Coulomb barrier: calculation, physical nature and role in nature

In nuclear processes, as is known, three types of fundamental interactions manifest themselves: strong, weak, and electromagnetic, the first two being characterized by an extremely small radius of action. At distances exceeding this radius, the interaction of nuclei and particles is determined by long-range electromagnetic forces arising between objects of the microworld having a special property - an electric charge. One manifestation of the action of such forces is the Coulomb barrier. What this phenomenon is and what physical processes it is associated with will be briefly described in this short article.

Nuclear fusion conditions

The concept of the Coulomb potential barrier is closely related to nuclear fusion reactions. These processes, during which the nuclei of light elements, starting with the simplest - hydrogen, - combine with great energy release, play a huge role in the Universe. It is nuclear fusion that makes it possible to form chemical elements heavier than hydrogen. Radiation from stars, including solar energy, also has this class of nuclear processes as its source.

All reliably known synthesis reactions occur in high-temperature plasma - for this reason they are also called thermonuclear. The higher the temperature, the more efficient the reaction. In the central regions of the Sun, for example, the temperature exceeds 14 million degrees and the plasma is compressed to a density 150 times the density of water, but the Sun is a very inefficient thermonuclear reactor. The specific heat (per unit volume) of the human body significantly exceeds the solar, and a large total energy release of our luminary is achieved only due to its colossal mass and size.

The high temperature necessary for the synthesis of nuclei means their high kinetic energy - it is also needed to overcome the potential Coulomb barrier that nature posed to interacting nuclei.

Concept of a potential barrier

In order for the synthesis reaction to take place, two nuclei (for example, two protons - light hydrogen nuclei) must come closer to the distance of the strong interaction radius. It is very small - of the order of 10 ^-15 m. But in order to come so close to each other, they must overcome the increasing electrostatic (Coulomb) repulsion, reaching a maximum at the greatest approximation.
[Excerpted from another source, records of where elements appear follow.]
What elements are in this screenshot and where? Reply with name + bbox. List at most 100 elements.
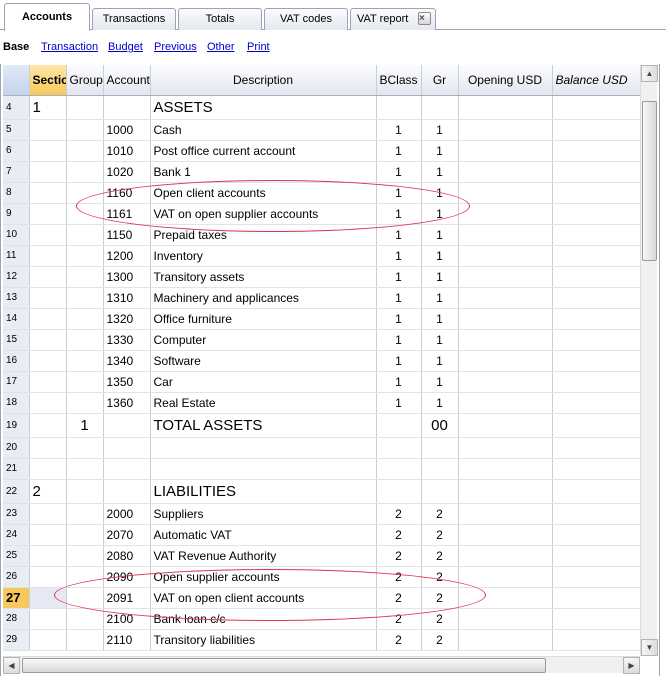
cell-account[interactable]: 1310 [103,287,151,309]
vertical-scrollbar[interactable]: ▲ ▼ [640,65,658,656]
cell-balance-usd[interactable] [552,524,641,546]
cell-opening-usd[interactable] [458,203,553,225]
cell-group[interactable] [66,371,104,393]
cell-account[interactable]: 2100 [103,608,151,630]
cell-opening-usd[interactable] [458,140,553,162]
cell-account[interactable] [103,413,151,438]
cell-section[interactable] [29,566,67,588]
row-number[interactable]: 8 [3,182,30,204]
cell-section[interactable] [29,245,67,267]
cell-group[interactable] [66,308,104,330]
cell-balance-usd[interactable] [552,566,641,588]
cell-gr[interactable] [421,437,459,459]
cell-section[interactable] [29,392,67,414]
cell-balance-usd[interactable] [552,203,641,225]
cell-balance-usd[interactable] [552,308,641,330]
cell-group[interactable] [66,350,104,372]
table-row[interactable]: 7 1020 Bank 111 [3,161,641,183]
cell-bclass[interactable]: 1 [376,182,422,204]
row-number[interactable]: 16 [3,350,30,372]
cell-description[interactable]: Inventory [150,245,377,267]
cell-gr[interactable] [421,479,459,504]
table-row[interactable]: 8 1160 Open client accounts 1 1 [3,182,641,204]
table-row[interactable]: 16 1340 Software 1 1 [3,350,641,372]
cell-account[interactable]: 2110 [103,629,151,651]
cell-section[interactable] [29,350,67,372]
cell-description[interactable]: VAT on open client accounts [150,587,377,609]
table-row[interactable]: 11 1200 Inventory 1 1 [3,245,641,267]
row-number[interactable]: 14 [3,308,30,330]
cell-gr[interactable]: 2 [421,566,459,588]
cell-description[interactable] [150,437,377,459]
row-number[interactable]: 5 [3,119,30,141]
cell-bclass[interactable]: 1 [376,203,422,225]
cell-description[interactable]: LIABILITIES [150,479,377,504]
column-header-balance-usd[interactable]: Balance USD [552,65,641,96]
table-row[interactable]: 27 2091 VAT on open client accounts 2 2 [3,587,641,609]
row-number[interactable]: 29 [3,629,30,651]
cell-group[interactable] [66,182,104,204]
scroll-left-arrow-icon[interactable]: ◀ [3,657,20,674]
cell-description[interactable]: ASSETS [150,95,377,120]
cell-balance-usd[interactable] [552,587,641,609]
cell-description[interactable]: Open supplier accounts [150,566,377,588]
cell-account[interactable]: 1010 [103,140,151,162]
cell-bclass[interactable] [376,95,422,120]
cell-group[interactable]: 1 [66,413,104,438]
cell-section[interactable] [29,437,67,459]
cell-account[interactable]: 2080 [103,545,151,567]
cell-group[interactable] [66,479,104,504]
tab-vat-report[interactable]: VAT report × [350,8,436,30]
scroll-up-arrow-icon[interactable]: ▲ [641,65,658,82]
cell-opening-usd[interactable] [458,224,553,246]
table-row[interactable]: 9 1161 VAT on open supplier accounts 1 1 [3,203,641,225]
cell-gr[interactable]: 1 [421,245,459,267]
cell-bclass[interactable] [376,413,422,438]
tab-accounts[interactable]: Accounts [4,3,90,31]
cell-description[interactable]: Bank 1 [150,161,377,183]
cell-gr[interactable]: 2 [421,545,459,567]
table-row[interactable]: 26 2090 Open supplier accounts 2 2 [3,566,641,588]
table-corner[interactable] [3,65,30,96]
column-header-opening-usd[interactable]: Opening USD [458,65,553,96]
cell-balance-usd[interactable] [552,479,641,504]
scroll-down-arrow-icon[interactable]: ▼ [641,639,658,656]
cell-gr[interactable]: 1 [421,266,459,288]
cell-section[interactable] [29,203,67,225]
cell-opening-usd[interactable] [458,119,553,141]
horizontal-scroll-thumb[interactable] [22,658,546,673]
row-number[interactable]: 13 [3,287,30,309]
cell-opening-usd[interactable] [458,413,553,438]
cell-bclass[interactable]: 1 [376,224,422,246]
cell-description[interactable]: Cash [150,119,377,141]
cell-opening-usd[interactable] [458,566,553,588]
cell-bclass[interactable]: 1 [376,140,422,162]
column-header-gr[interactable]: Gr [421,65,459,96]
cell-group[interactable] [66,545,104,567]
cell-bclass[interactable]: 1 [376,308,422,330]
cell-description[interactable]: Transitory assets [150,266,377,288]
cell-gr[interactable]: 1 [421,119,459,141]
cell-balance-usd[interactable] [552,503,641,525]
tab-totals[interactable]: Totals [178,8,262,30]
table-row[interactable]: 25 2080 VAT Revenue Authority 2 2 [3,545,641,567]
cell-section[interactable] [29,224,67,246]
cell-balance-usd[interactable] [552,413,641,438]
cell-balance-usd[interactable] [552,140,641,162]
cell-bclass[interactable] [376,479,422,504]
cell-gr[interactable]: 1 [421,140,459,162]
cell-gr[interactable]: 1 [421,224,459,246]
cell-account[interactable]: 1320 [103,308,151,330]
vertical-scroll-thumb[interactable] [642,101,657,261]
cell-gr[interactable]: 1 [421,182,459,204]
cell-bclass[interactable]: 1 [376,245,422,267]
table-row[interactable]: 21 [3,458,641,480]
table-row[interactable]: 24 2070 Automatic VAT 2 2 [3,524,641,546]
view-print[interactable]: Print [247,41,270,53]
cell-group[interactable] [66,458,104,480]
table-row[interactable]: 17 1350 Car 1 1 [3,371,641,393]
row-number[interactable]: 26 [3,566,30,588]
cell-balance-usd[interactable] [552,119,641,141]
cell-section[interactable] [29,587,67,609]
cell-description[interactable]: Bank loan c/c [150,608,377,630]
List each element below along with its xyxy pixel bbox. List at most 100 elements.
The region where the repulsive potential energy U, that is, the work that needs to be done to bring the particles closer to distance r, exceeds the kinetic energy of the incident particle, is called the potential Coulomb barrier. The formula for calculating this potential energy has the form U = Z ₁ Z ₂ e ² / 4πε ₀ r, where Z ₁ , Z ₂ are the charge numbers of the nuclei, ε ₀ is the electric constant, and e is the elementary electric charge.

The smallest distance r _min ̴ 10 ^-15 m, or 1 Fermi, is comparable with the size of the nuclei, and here lies the peak of the potential barrier U _max . If a proton or other nucleus passes it with sufficient kinetic energy, it falls into the sphere of action of powerful nuclear forces and falls into the potential well created by them.

Quantum tunneling

A particle has the opportunity to overcome the Coulomb barrier, even if its energy does not reach U _max . The simplest explanation for this quantum effect is based on the uncertainty relation for momentum p and x coordinate: ΔpΔx ≥ ħ / 2 (here ħ is the reduced Planck constant). It follows from it that the more limited a particle is by the value of one parameter, the more uncertain the value of another becomes. Such uncertainty of the momentum (associated with a direct relation to energy) or the coordinate allows the particle with some probability to be “on the other side” of the barrier.

As can be seen from the graph, the Coulomb barrier of the nucleus has an unequal width: it is large at the bottom, and decreases significantly closer to the top of the barrier. In other words, particles with low kinetic energy have little chance of tunneling through it. And the closer the particle energy is to the height of the barrier, the greater the probability of tunneling becomes.

Coulomb barrier height and nucleosynthesis

From the formula U = Z ₁ Z ₂ e ² / 4πε ₀ r it can be seen that the height of the potential barrier directly depends on the charges of the interacting nuclei. A simple calculation can determine that for two protons the barrier height is about 1.1 MeV, which corresponds to a temperature of almost 13 billion degrees. It is clear why the Sun is so "inefficient" - because its central regions are colder by three orders of magnitude. However, synthesis is still going on there: approximately one hundred millionth part of the protons still has high enough energy to tunnel through the barrier. This turns out to be sufficient to provide the observed luminosity of the Sun.

For nuclei with a large charge, the barrier increases significantly. So, to combine carbon nuclei with the formation of magnesium, sodium or neon, an energy of 40 MeV or 450 billion degrees is already needed, but this reaction proceeds rather slowly even at a billion degrees in the centers of massive stars. So the existence of the Coulomb barrier and its magnitude, firstly, provide the Universe with a variety of chemical elements, and, secondly, give stars the opportunity to shine steadily for a long time.